Australia And China Don't Have 'Shared Set Of Values': Abbott

Stefan Postles via Getty Images
CANBERRA, AUSTRALIA - SEPTEMBER 15: Tony Abbott makes his final statement to the media as Prime Minister at Parliament House on September 15, 2015 in Canberra, Australia. Tony Abbott lost the Liberal leadership ballot last night, defeated by Malcolm Turnbull 54-44. Malcolm Turnbull will now become the 29th Prime Minister of Australia. (Photo by Stefan Postles/Getty Images)

Former prime minister Tony Abbott has hit out at China, saying Australia and the Asian superpower do not share common values, despite being closely linked by trade.

Speaking in Japan overnight, Abbott made the remarks while also commenting on the communist nation's actions in a disputed area of the South China Sea where it has built artificial islands and is said to be ramping up its military assets.

"While we now have more flights from China than from any other country, and while our economy is more closely tied to China's than to any other, it's still an interests partnership rather than a values one," Abbott said.

"We rely on China to take increasing quantities of Australian raw materials, and we're happy to be a source of resource, energy and food security.

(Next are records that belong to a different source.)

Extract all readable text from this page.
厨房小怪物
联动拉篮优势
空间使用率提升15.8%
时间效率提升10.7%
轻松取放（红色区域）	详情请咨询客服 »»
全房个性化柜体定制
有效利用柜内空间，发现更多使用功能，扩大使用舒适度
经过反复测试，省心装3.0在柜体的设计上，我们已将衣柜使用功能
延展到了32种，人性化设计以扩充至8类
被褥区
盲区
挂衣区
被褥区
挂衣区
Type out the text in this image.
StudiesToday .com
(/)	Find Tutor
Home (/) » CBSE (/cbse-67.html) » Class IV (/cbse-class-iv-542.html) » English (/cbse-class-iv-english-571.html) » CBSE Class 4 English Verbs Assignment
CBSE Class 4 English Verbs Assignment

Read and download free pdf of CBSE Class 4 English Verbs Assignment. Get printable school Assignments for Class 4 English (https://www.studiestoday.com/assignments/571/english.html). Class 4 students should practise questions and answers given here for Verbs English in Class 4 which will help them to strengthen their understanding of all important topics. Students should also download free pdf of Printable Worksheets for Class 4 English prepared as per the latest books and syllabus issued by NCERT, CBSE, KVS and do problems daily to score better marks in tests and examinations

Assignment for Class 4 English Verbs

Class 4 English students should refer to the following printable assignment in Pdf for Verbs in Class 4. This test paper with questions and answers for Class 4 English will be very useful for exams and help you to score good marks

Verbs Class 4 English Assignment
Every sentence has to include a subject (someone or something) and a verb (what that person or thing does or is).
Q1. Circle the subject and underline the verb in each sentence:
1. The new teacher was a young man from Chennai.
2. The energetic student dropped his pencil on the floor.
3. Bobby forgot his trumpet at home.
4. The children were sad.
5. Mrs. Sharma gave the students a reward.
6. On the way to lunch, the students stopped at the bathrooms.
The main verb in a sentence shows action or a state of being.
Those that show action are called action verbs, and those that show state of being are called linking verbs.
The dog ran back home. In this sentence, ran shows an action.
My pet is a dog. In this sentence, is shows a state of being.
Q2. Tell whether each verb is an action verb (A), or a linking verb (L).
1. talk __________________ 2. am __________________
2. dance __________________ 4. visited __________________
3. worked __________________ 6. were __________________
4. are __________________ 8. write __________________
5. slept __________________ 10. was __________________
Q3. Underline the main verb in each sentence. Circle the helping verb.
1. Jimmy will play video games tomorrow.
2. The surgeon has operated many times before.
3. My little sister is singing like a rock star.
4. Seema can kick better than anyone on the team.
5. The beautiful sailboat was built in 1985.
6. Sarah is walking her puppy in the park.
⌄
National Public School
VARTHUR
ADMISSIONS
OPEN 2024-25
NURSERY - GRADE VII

"We're proud of the Chinese people who've made their home in our country and become fine Australians. But we aren't entirely confident that when China's interests differ from Australia's, there is a shared set of values that will allow a mutually satisfactory outcome."

He said China's actions in the South China Sea were jeopardising the safety of the region.

"Countries which turn reefs into artificial islands at massive environmental cost, fortify disputed territory, and try to restrict freedom of navigation are putting at risk the stability and security on which depends the prosperity of our region and the wider world," Abbott said.

The speech is likely to renew speculation that Abbott's high profile since losing the prime ministership represents either an effort to shore up his legacy or is his way of biding time until another tilt at the top job.

Melbourne University's Pradeep Taneja said it was not the first time Abbott had talked about differences in values between Australia and China.

Taneja said China had been engaged in activities in the contested waters in violation of international laws.

"Clearly, there are differences in values, particularly political values, but it doesn't stop countries from doing business with each other. The Chinese have expressed their concerns about growing military ties between Australia and the United States," he told ABC television.

"China needs to explain to the region, explain to the rest of the world what China's ultimate objectives are in the region."

On Friday, former defence minister and Labor leader Kim Beazley weighed into the debate, saying that Australia should conduct routine freedom of navigation exercises through the contested waters.

Abbott's comments in Tokyo come amid reports the former PM will make a defense of his short-lived prime ministership in an upcoming edition of the conservative journal Quadrant.

Fairfax Media reports that in the essay Abbott writes that his administration suffered from a "hysterical opposition", "populist Senate crossbench" and "poisonous media".

Malcolm Turnbull deposed Abbott in September last year to become the nation's 29th prime minister after months of speculation about the coalition leadership.